Não toma o remédio ainda. Liga a televisão. Numa cena, vê centenas de ratos bebendo leite no que parece ser um prato gigante. “Que coisa extraordinária”, pensa Ramon, com os olhos vermelhos esbugalhados grudados na tela. A reportagem diz que rato é sagrado naquele país. Imagina-se pegando um dos grandes pelo rabo, levando-o à altura do rosto e lambendo seu focinho sujo de leite. Começa a tremer de aflição e muda de canal.

Outra cena assustadora: um pastor, apóstolo ou missionário de uma dessas igrejas mundiais ou universais pedindo dinheiro a seus fiéis. “Para alguns, Deus pede só cem reaizinhos, para outros, quinhentos, mil, dez mil...”, diz o larápio, e Ramon começa a tremer muito, dos pés à cabeça. “Não pode, meu Deus... isso não pode estar acontecendo”, diz, e tenta acender um cigarro, mas o isqueiro falha três, quatro, dez vezes, e sua mão já não consegue segurá-lo, está crispada, dura como pata de macaco embalsamada; sua boca não abre mais, seus olhos começam a piscar freneticamente, a cabeça a balançar para frente e para trás, como se tomada por um espírito infernal.

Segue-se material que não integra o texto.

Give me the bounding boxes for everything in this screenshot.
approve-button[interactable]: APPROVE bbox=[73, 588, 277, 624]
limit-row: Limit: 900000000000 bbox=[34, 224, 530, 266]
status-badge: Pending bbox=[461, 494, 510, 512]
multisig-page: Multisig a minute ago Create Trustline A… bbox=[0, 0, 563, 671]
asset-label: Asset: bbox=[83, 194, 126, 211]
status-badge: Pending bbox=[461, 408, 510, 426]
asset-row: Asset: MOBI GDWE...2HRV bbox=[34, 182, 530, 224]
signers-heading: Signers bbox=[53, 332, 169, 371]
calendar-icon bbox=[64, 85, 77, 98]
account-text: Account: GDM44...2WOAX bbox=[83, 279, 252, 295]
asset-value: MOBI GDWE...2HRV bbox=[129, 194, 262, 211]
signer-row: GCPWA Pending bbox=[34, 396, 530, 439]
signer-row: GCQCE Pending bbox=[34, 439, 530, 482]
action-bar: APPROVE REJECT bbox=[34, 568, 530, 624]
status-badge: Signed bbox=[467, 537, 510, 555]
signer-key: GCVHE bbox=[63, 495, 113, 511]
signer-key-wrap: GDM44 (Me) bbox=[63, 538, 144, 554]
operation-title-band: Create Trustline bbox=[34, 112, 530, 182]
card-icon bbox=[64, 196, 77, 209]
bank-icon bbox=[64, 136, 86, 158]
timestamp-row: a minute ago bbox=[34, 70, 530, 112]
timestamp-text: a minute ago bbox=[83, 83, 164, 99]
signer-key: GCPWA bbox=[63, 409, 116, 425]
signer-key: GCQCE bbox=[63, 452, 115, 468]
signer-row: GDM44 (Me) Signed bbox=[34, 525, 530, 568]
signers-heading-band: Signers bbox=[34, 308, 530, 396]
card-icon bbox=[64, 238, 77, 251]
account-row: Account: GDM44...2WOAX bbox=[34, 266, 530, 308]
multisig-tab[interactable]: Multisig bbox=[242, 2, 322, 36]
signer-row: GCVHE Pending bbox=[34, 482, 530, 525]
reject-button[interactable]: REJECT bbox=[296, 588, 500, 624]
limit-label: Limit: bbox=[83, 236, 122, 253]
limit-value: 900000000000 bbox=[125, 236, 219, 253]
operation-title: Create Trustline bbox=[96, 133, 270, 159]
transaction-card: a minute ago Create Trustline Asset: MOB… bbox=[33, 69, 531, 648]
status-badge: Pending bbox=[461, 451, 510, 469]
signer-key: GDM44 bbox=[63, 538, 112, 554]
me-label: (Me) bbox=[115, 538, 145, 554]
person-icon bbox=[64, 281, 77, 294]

Ramon está em crise. Precisa do remédio. Tenta se levantar e ir até a estante para pegá-lo, mas se desequilibra e cai no chão, bem em cima do controle da televisão, que é acionado pelo tombo e muda o canal.

Caído sobre o tapete, Ramon olha para cima e assiste a uma cena grotesca: meninas de cinco anos em trajes de gala, de salto alto, cheias de pintura, os cabelos alisados com chapinha ou armados de laquê, participando de um concurso de miss infantil.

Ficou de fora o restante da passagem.